According to the 2017 Global Nutrition Report, the entire planet is facing a malnutrition crisis, both in terms of overweight and undernutrition.
The scourge of malnutrition now affects almost all countries in the world. This is the alarming observation made by the “Global Nutrition Report“, the annual report conducted on 140 countries around the world unveiled this Saturday, November 4 at the World Summit on Nutrition in Milan. Among the 140 countries studied, the Global Nutrition report identified three major forms of malnutrition: infant growth retardation, anemia in women of childbearing age, and a worrying increase in obese or overweight adult women.

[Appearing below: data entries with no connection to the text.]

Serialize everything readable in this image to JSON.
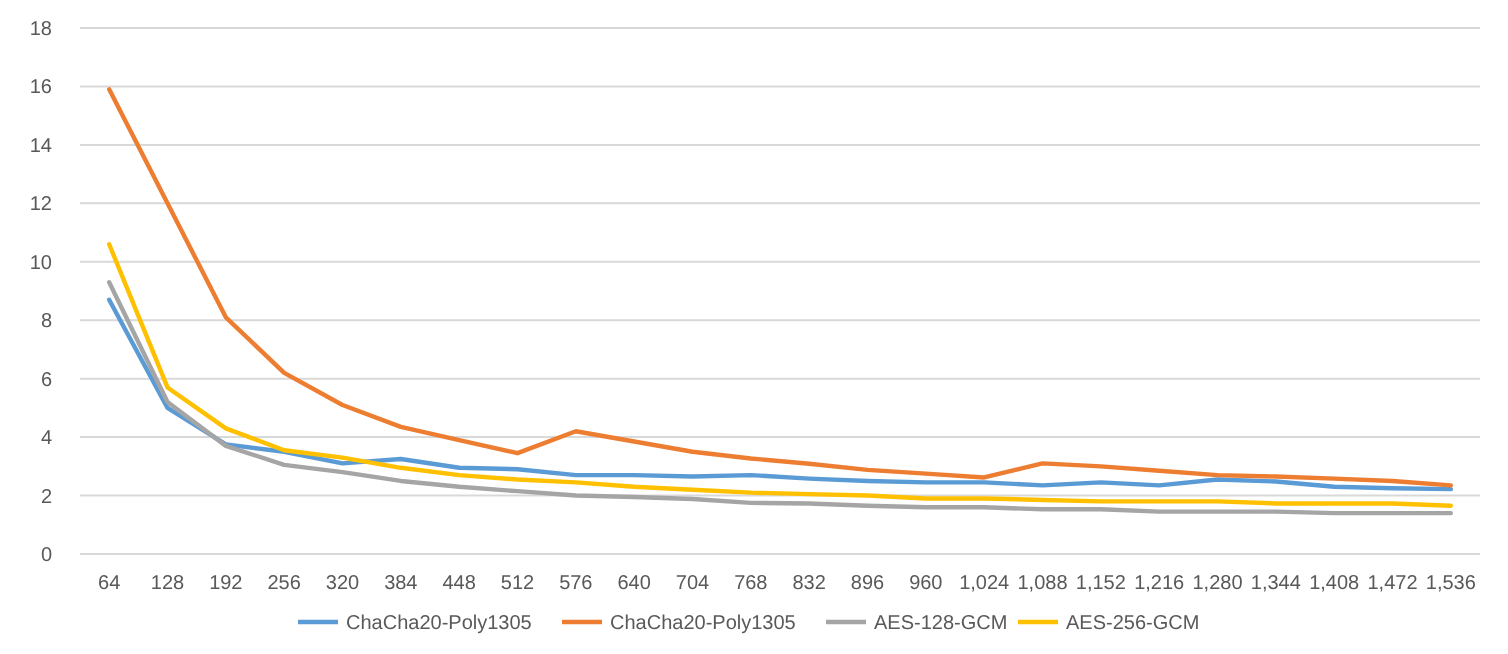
{
  "chart_data": {
    "type": "line",
    "categories": [
      "64",
      "128",
      "192",
      "256",
      "320",
      "384",
      "448",
      "512",
      "576",
      "640",
      "704",
      "768",
      "832",
      "896",
      "960",
      "1,024",
      "1,088",
      "1,152",
      "1,216",
      "1,280",
      "1,344",
      "1,408",
      "1,472",
      "1,536"
    ],
    "series": [
      {
        "name": "ChaCha20-Poly1305",
        "color": "#5b9bd5",
        "values": [
          8.7,
          5.0,
          3.75,
          3.5,
          3.1,
          3.25,
          2.95,
          2.9,
          2.7,
          2.7,
          2.65,
          2.7,
          2.58,
          2.5,
          2.45,
          2.45,
          2.35,
          2.45,
          2.35,
          2.55,
          2.48,
          2.3,
          2.25,
          2.22
        ]
      },
      {
        "name": "ChaCha20-Poly1305",
        "color": "#ed7d31",
        "values": [
          15.9,
          12.0,
          8.1,
          6.2,
          5.1,
          4.35,
          3.9,
          3.45,
          4.2,
          3.85,
          3.5,
          3.27,
          3.09,
          2.88,
          2.75,
          2.62,
          3.1,
          3.0,
          2.85,
          2.7,
          2.65,
          2.58,
          2.5,
          2.35
        ]
      },
      {
        "name": "AES-128-GCM",
        "color": "#a5a5a5",
        "values": [
          9.3,
          5.2,
          3.7,
          3.05,
          2.8,
          2.5,
          2.3,
          2.15,
          2.0,
          1.95,
          1.88,
          1.75,
          1.73,
          1.65,
          1.6,
          1.6,
          1.53,
          1.53,
          1.45,
          1.45,
          1.45,
          1.4,
          1.4,
          1.4
        ]
      },
      {
        "name": "AES-256-GCM",
        "color": "#ffc000",
        "values": [
          10.6,
          5.7,
          4.3,
          3.55,
          3.3,
          2.95,
          2.7,
          2.55,
          2.45,
          2.3,
          2.2,
          2.1,
          2.05,
          2.0,
          1.9,
          1.9,
          1.85,
          1.8,
          1.8,
          1.8,
          1.73,
          1.73,
          1.73,
          1.65
        ]
      }
    ],
    "ylim": [
      0,
      18
    ],
    "yticks": [
      0,
      2,
      4,
      6,
      8,
      10,
      12,
      14,
      16,
      18
    ],
    "grid": "y",
    "legend": "bottom",
    "marker": "none",
    "line_style": "solid"
  }
}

According to the report, one in three people suffer from malnutrition worldwide. More than 155 million children under the age of five experience stunted growth due to a lack of food and 52 million suffer from extreme thinness, particularly in Africa and Asia. Conversely, up to 1.9 billion adults (of the world’s 7 billion population) are overweight or obese. In North America, one-third of men and women are overweight or obese. The youngest are also affected: 41 million children under five are overweight. This figure is also true in Africa, where nearly 10 million children are considered “too fat”.
The authors of the report are therefore sounding the alarm on the urgency for countries to place nutrition at the heart of their concerns – both in terms of funding and prevention campaigns – in order to eradicate poverty, combat diseases, improve educational standards and combat climate change. “The world can no longer afford not to act on nutrition or we risk stunting human development as a whole,” said Corinna Hawkes, Co-Chair of the Global Nutrition Report Independent Expert Panel and Director of the Center for food policy.
“We will not achieve any of the global Sustainable Development Goals (SDGs) by 2030 unless there is a step change in our response to malnutrition in all its forms. Likewise, we need actions across the Goals to address the many causes of malnutrition,” she added.